Introduction: Finding Direction
This past weekend (Wed/Thurs), I was struggling to find direction on the bus. I wanted to work on the shower, but I was facing a few bottlenecks, hindering me from getting my work done. I want to level my bus just a little more, but the batteries are dead, I can’t find my charger and that process takes a few days. It was rather wet. Perhaps the most relevant excuse is that I’m nervous about making the shower enclosure.
Regardless of which, I have one rule for whenever I find myself stuck.
Clean my outdoor work space as well as the bus, after that reevaluate my situation.
After I did some cleaning, still feeling restless, I thought about a DIY work bench post I saw on reddit a few days ago. “That seems straight forward enough”. For those unfamiliar, my prior work bench was a piece of old plywood from when I removed the old flooring out of the bus, set on top of two wobbly saw horses I got off craigslist for $5.
Featured below, the old work bench was cheap and functional
The old bench was good, but I wanted something with a few more features. Specifically, something which is more level with my welding table so I can have a consistent flat surface to weld on, stronger, and with more storage options. I also recently obtained a pretty sweet bench vice for $15 from craigys and thought it would be cool to utilize this as well.
Initially, I was going to make a topper for the bench to rest on top of the saw horses, however when I got to home depot, they had TONS of carts full of discounted bad lumber. More 2×4’s and 2×6’s than I could comprehend uses for.
Making the bench
I encourage you to view the reddit link referenced above for a more detailed build.

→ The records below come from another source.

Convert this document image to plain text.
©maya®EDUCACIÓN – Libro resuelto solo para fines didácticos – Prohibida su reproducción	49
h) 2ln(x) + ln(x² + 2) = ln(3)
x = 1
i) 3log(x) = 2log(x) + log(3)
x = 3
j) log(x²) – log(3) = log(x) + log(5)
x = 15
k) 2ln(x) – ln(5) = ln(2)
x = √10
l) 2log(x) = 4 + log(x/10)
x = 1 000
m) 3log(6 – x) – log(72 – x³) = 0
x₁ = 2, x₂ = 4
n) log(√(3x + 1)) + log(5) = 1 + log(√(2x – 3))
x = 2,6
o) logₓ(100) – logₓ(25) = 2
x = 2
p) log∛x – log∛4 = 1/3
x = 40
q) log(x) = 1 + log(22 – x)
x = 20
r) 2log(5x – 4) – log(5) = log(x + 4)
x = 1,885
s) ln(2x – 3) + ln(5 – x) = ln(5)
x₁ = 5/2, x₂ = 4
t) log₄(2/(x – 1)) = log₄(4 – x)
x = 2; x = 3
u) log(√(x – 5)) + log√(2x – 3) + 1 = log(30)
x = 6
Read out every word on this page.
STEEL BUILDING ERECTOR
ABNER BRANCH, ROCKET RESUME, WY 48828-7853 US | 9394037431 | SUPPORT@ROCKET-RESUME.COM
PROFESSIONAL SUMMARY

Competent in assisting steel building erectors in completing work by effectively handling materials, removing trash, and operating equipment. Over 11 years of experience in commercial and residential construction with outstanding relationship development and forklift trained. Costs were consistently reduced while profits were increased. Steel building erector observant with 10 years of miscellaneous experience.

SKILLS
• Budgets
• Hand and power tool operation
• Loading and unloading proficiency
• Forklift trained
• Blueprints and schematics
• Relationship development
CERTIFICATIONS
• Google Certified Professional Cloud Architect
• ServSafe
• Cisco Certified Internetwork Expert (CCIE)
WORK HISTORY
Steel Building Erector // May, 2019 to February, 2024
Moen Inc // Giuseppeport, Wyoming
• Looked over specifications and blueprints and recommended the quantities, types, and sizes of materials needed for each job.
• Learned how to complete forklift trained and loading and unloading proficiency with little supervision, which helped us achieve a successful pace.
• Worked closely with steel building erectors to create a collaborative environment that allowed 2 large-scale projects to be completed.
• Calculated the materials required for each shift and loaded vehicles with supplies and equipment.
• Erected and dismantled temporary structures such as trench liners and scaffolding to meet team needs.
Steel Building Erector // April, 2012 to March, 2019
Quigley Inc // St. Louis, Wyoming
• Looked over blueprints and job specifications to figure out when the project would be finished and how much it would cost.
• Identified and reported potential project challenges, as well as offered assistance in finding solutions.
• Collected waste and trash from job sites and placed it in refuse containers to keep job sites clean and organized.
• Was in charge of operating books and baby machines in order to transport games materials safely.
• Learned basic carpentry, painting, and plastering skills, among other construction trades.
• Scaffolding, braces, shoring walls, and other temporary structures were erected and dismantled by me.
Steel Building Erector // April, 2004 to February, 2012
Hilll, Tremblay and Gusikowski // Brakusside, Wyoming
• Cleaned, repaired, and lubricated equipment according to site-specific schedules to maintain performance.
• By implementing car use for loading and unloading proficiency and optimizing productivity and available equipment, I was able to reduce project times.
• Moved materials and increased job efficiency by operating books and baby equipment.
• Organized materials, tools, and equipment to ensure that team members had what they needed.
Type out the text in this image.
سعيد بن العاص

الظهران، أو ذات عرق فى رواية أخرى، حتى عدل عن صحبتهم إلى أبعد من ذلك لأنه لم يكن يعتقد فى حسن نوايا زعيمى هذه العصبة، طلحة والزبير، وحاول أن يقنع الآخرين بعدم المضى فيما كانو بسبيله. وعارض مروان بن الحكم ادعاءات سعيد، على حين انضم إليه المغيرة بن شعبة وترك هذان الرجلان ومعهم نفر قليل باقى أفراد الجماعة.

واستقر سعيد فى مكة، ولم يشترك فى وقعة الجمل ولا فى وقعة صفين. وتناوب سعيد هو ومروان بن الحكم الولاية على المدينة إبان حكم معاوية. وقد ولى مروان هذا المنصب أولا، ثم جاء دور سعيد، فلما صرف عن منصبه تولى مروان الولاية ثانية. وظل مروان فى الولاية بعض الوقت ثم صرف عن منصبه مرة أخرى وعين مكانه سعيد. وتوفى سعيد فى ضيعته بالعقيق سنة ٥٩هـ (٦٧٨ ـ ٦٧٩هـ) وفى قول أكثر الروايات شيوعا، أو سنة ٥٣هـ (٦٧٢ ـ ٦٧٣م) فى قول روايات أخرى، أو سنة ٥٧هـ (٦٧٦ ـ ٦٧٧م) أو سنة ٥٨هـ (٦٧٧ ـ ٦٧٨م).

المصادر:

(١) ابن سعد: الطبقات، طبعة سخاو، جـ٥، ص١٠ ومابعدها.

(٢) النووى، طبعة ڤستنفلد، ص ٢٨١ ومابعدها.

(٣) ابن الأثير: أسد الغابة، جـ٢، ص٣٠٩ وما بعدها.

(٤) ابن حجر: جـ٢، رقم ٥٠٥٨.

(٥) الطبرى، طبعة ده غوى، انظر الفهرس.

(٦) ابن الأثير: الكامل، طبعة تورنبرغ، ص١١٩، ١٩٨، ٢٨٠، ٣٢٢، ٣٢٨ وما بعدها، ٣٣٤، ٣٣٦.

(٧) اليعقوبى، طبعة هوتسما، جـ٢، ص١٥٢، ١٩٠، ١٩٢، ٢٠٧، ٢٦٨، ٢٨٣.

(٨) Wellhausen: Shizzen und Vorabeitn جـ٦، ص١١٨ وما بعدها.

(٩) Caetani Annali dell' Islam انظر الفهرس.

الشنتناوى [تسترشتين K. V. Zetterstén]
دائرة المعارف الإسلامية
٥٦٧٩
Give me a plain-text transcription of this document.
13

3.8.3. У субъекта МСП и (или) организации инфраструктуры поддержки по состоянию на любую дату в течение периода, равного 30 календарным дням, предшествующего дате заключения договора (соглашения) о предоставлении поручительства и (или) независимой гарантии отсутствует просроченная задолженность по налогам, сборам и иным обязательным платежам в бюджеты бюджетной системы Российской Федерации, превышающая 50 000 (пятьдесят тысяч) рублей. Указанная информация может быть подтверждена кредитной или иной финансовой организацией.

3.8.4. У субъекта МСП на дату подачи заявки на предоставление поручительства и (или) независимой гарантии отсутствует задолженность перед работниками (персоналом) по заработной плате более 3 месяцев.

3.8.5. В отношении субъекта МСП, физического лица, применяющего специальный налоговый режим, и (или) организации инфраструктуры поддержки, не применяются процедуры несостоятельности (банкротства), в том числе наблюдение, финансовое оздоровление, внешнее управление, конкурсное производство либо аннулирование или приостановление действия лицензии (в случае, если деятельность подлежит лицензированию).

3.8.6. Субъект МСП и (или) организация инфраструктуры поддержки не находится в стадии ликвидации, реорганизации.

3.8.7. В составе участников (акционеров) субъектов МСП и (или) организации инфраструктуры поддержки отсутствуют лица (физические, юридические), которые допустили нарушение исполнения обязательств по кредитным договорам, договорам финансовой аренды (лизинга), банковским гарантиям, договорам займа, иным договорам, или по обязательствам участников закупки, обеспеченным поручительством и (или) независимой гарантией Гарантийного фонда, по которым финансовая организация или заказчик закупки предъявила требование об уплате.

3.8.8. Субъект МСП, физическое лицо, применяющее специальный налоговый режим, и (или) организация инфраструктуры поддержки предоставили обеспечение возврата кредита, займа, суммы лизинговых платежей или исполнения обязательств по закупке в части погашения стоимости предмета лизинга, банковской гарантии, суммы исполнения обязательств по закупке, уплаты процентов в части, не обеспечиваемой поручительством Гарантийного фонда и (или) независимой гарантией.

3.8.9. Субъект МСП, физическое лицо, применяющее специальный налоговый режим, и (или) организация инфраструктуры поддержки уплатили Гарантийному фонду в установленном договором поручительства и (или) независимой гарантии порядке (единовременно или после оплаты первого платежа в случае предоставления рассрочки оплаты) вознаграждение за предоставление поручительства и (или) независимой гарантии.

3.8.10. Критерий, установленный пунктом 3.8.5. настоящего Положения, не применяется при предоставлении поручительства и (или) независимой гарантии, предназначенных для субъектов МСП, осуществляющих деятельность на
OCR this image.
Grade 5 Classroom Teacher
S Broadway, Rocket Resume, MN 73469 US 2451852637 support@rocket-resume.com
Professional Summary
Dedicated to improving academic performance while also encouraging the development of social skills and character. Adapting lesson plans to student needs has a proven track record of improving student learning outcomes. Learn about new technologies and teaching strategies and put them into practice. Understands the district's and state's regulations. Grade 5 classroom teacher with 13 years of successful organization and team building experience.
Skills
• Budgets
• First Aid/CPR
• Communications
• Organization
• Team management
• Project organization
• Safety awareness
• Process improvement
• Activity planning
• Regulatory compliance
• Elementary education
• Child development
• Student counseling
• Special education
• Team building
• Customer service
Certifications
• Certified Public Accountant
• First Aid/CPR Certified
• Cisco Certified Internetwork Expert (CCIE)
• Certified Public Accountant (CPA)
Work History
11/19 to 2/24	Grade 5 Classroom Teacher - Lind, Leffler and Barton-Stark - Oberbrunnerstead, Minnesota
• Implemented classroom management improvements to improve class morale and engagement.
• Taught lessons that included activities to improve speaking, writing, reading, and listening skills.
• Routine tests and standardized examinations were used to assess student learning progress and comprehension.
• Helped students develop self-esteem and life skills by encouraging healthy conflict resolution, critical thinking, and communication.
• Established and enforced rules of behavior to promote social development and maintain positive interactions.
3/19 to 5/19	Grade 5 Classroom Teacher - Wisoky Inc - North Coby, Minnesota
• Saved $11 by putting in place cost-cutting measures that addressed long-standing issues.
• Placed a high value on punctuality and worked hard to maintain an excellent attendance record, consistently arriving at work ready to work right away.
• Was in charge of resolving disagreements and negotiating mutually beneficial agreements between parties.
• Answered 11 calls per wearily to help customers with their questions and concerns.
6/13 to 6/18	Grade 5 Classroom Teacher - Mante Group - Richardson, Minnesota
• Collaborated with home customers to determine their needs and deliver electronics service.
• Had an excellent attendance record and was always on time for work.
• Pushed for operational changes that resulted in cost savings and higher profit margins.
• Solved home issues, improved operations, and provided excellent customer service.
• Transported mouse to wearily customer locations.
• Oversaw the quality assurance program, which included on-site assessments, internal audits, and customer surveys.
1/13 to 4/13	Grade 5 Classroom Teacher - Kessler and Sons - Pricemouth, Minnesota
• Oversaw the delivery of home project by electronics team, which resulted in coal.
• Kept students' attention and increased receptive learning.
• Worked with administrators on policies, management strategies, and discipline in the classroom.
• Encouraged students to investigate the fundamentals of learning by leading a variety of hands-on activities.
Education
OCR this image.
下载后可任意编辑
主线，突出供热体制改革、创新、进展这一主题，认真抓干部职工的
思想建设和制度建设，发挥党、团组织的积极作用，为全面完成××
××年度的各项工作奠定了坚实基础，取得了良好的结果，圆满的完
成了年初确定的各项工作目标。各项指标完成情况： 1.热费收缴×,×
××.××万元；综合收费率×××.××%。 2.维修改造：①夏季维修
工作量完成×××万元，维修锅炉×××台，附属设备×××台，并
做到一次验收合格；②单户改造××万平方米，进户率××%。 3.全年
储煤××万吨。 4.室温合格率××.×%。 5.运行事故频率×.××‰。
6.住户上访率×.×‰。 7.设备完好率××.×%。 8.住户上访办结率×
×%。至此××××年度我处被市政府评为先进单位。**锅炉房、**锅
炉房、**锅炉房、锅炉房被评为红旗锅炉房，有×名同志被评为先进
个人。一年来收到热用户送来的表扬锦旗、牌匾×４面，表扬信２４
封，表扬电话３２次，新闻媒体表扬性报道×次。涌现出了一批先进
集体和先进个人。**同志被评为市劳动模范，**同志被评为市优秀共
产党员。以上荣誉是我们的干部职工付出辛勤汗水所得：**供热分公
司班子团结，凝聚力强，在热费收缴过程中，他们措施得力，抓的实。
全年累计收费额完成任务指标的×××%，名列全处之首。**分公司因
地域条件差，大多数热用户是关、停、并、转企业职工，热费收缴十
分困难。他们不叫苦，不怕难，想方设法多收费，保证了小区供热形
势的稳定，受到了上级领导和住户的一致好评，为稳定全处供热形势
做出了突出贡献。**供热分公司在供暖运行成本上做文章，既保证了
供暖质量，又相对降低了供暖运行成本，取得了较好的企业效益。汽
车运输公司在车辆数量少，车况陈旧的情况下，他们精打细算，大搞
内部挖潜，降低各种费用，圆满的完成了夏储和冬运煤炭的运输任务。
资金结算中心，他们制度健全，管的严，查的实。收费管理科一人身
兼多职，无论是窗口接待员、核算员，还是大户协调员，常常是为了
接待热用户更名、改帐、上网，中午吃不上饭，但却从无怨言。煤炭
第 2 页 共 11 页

I wasn’t really thinking about documenting this so I didn’t take many pictures. But I’m pretty bored at work so.. here I am rambling away.
The frame is composed of 2×6’s. This was taken about 6 hours into the build to provide a general idea of how it was made. Notice the plywood hinged open on the right hand side.
Another perspective, notice the hinged (and closed plywood on the back side)
The bottom side is misc plywood I pulled off some somewhat nice pallets a year or two ago. I was too lazy to pull the nails out, so I ran them through my table saw and pieced them together/cut them to fit around the table. I put little “shoes” on the bottom of the table, so when they start to rot (because I was too lazy to put a finish coat on it), I can flip the table over and replace the shoes. It’s good to note, that I made this table with the intention to abandon it when I move into the bus, it doesn’t need to be perfect. Just highly functional.
The (mostly) completed Table
Diagrammed for your reference
The cost of this project looks like so.
- 3/4 Plywood about $25
- 2×4’s and 2×6’s about $10
- Screws about $10
- Hinges about $8
Total Cost about $53, not bad.
Since this project turned out better than I thought, in the future I’ll probably:
Reinforce the legs so it can be used by the next tenants.
Split up the back compartment door so it can open from the left or right hand side.
Sand down the table so it is easier to sweep.
And that’s how I used some of my weekend to improve my work space.